Given my track record with Dominic, I perhaps have no right to offer potty training advice, except maybe to suggest putting slipcovers on your sofa.  However here’s what wiser folks suggest.

1)      Make sure your toddler is really ready:  Watch for signs of potty readiness.  Is she interested in the potty or what you’re doing there?  Does she tell you when she’s wet or poopy, or does she start taking off her diaper when she’s soiled?

BabyBjorn Potty Chair

2)      Set the stage:  Get a potty chair and some fun books or videos on potty training.  Show your toddler how the potty chair works using a doll.  We had a Baby Alive type doll with Dominic that would pee right into the potty.   After buying all sorts of fancy potty chairs for my older 3, my favorite potty chair is the no-frills one I have for Lydia.  It’s the BabyBjorn potty.  It has a deep seat, a high back, and it’s easy to clean.  Some of our favorite potty books:  The Potty Book for Girls and The Potty Book for Boys by Alyssa Satin Capucilli, My Big Girl Potty and My Big Boy by Joanna Cole, and You Can Go to the Potty by William and Martha Sears.

3)      Help your toddler make the pee to potty connection:  Watch for signs that he needs to go (squatting or sitting in the corner), then ask him “Do you need to go potty?  Let’s go potty!”  Then take him to the potty.  If he produces, make a big fuss about it – dance around and sing songs.  Repeat, repeat, repeat.

4)      Dress for success:  Make training easier by dressing her in stretchy pants that she can pull down herself.

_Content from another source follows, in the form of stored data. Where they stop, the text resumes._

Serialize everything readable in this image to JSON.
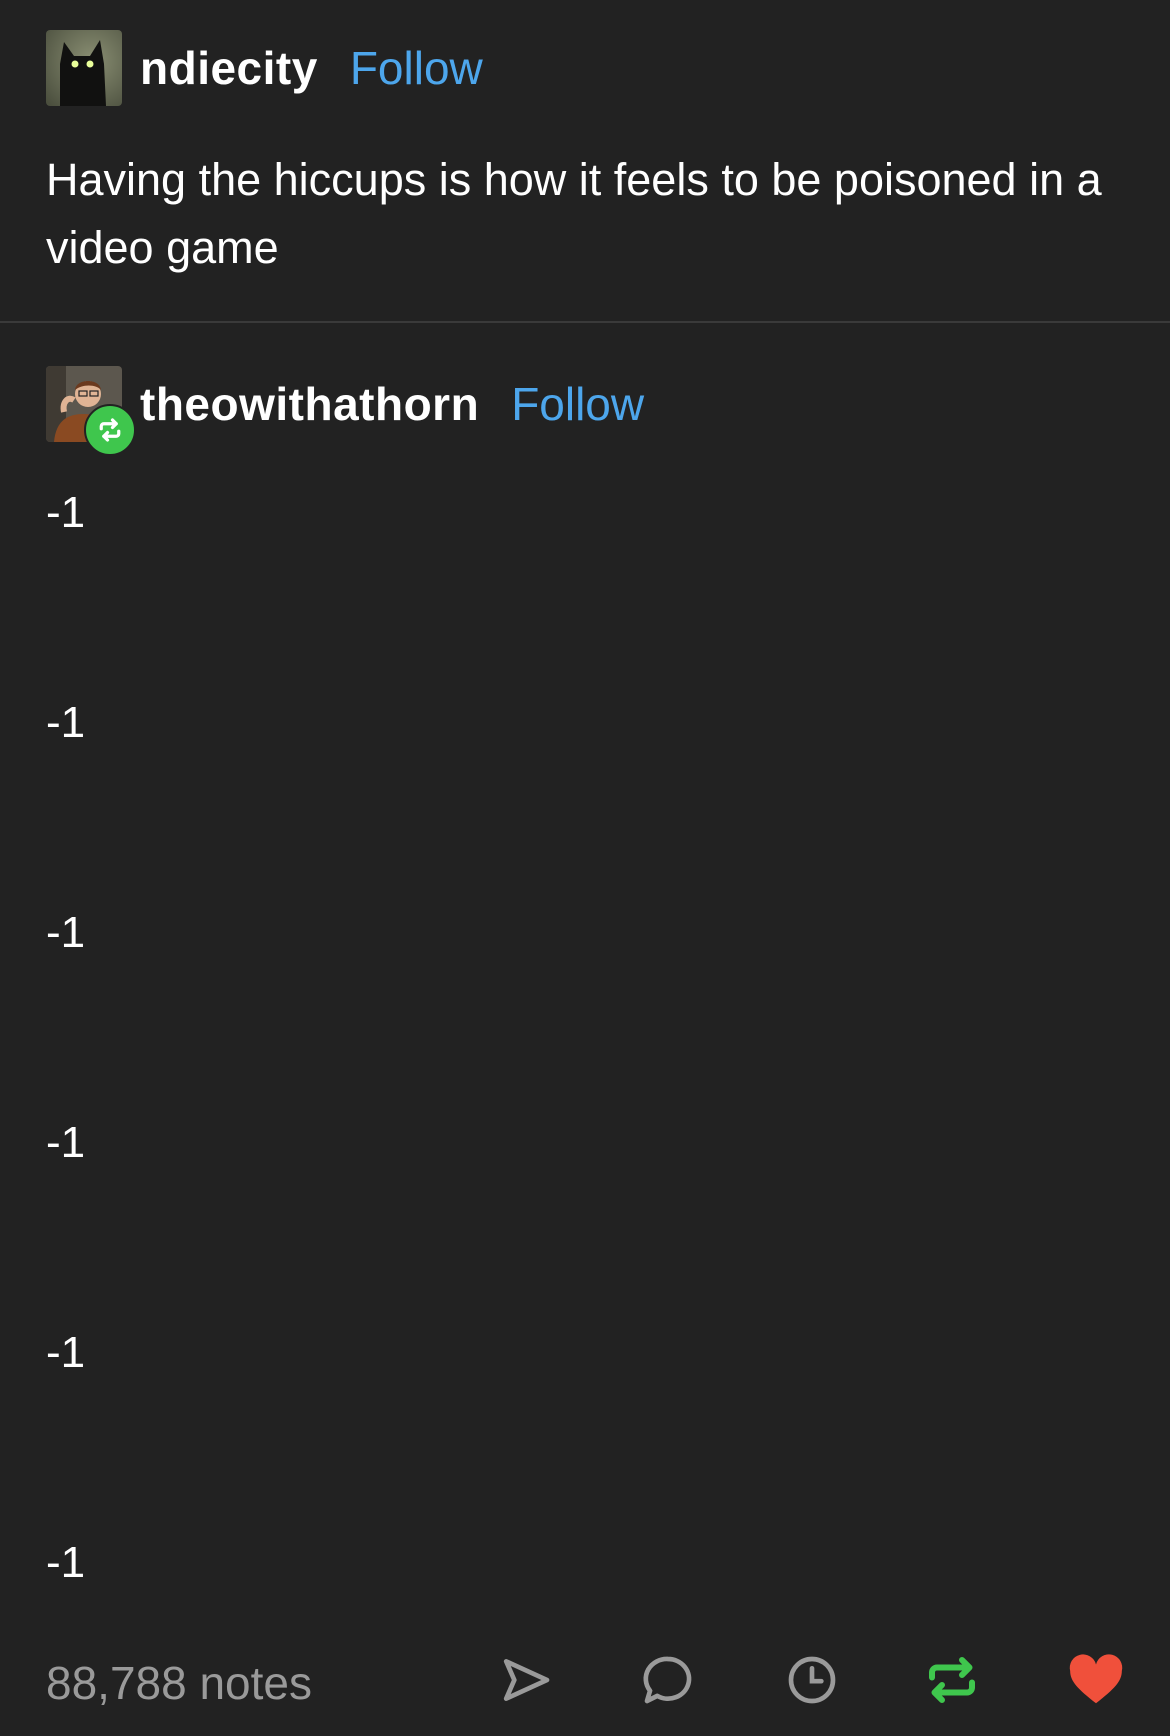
{
  "posts": [
    {
      "username": "ndiecity",
      "follow_label": "Follow",
      "text": "Having the hiccups is how it feels to be poisoned in a video game"
    },
    {
      "username": "theowithathorn",
      "follow_label": "Follow",
      "lines": [
        "-1",
        "-1",
        "-1",
        "-1",
        "-1",
        "-1"
      ]
    }
  ],
  "footer": {
    "notes": "88,788 notes",
    "actions": [
      "share-icon",
      "reply-icon",
      "schedule-icon",
      "reblog-icon",
      "like-icon"
    ],
    "colors": {
      "reblog": "#3fc64d",
      "like": "#f0503b",
      "muted": "#9a9a9a",
      "link": "#4da6ec"
    }
  }
}
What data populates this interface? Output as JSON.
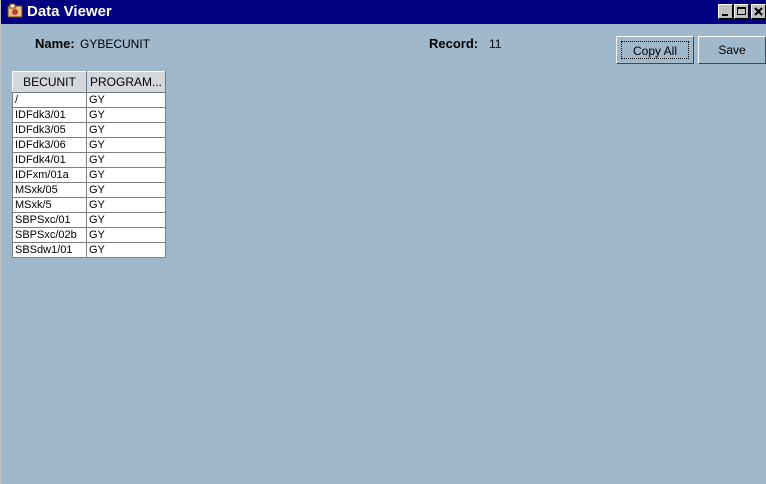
{
  "window": {
    "title": "Data Viewer",
    "app_icon": "data-viewer-app-icon",
    "colors": {
      "titlebar": "#000080",
      "background": "#9fb8cc"
    }
  },
  "header": {
    "name_label": "Name:",
    "name_value": "GYBECUNIT",
    "record_label": "Record:",
    "record_value": "11",
    "copy_all_label": "Copy All",
    "save_label": "Save"
  },
  "table": {
    "columns": [
      "BECUNIT",
      "PROGRAM..."
    ],
    "rows": [
      [
        "/",
        "GY"
      ],
      [
        "IDFdk3/01",
        "GY"
      ],
      [
        "IDFdk3/05",
        "GY"
      ],
      [
        "IDFdk3/06",
        "GY"
      ],
      [
        "IDFdk4/01",
        "GY"
      ],
      [
        "IDFxm/01a",
        "GY"
      ],
      [
        "MSxk/05",
        "GY"
      ],
      [
        "MSxk/5",
        "GY"
      ],
      [
        "SBPSxc/01",
        "GY"
      ],
      [
        "SBPSxc/02b",
        "GY"
      ],
      [
        "SBSdw1/01",
        "GY"
      ]
    ]
  }
}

Bare bottom training is also an option.  In summer weather, you can bring the potty chair outside and let your toddler run around bare bottomed.  At some point, he’ll produce and he’ll see what happens when he pees or poos.  You can show him that the pee or poo goes in the potty.

Lydia turned 2 in January and she’s nearly potty trained.  She has been interested in the potty chair for many months and she’s recently been going into the bathroom and going potty herself, but still not consistently.  I ask her every few hours if she needs to go potty.  If we have a warm day, I let her go bare bottomed outside and that definitely helps.  No rewards or bribes.  Just lots of encouragement, cheering, and potty celebrations.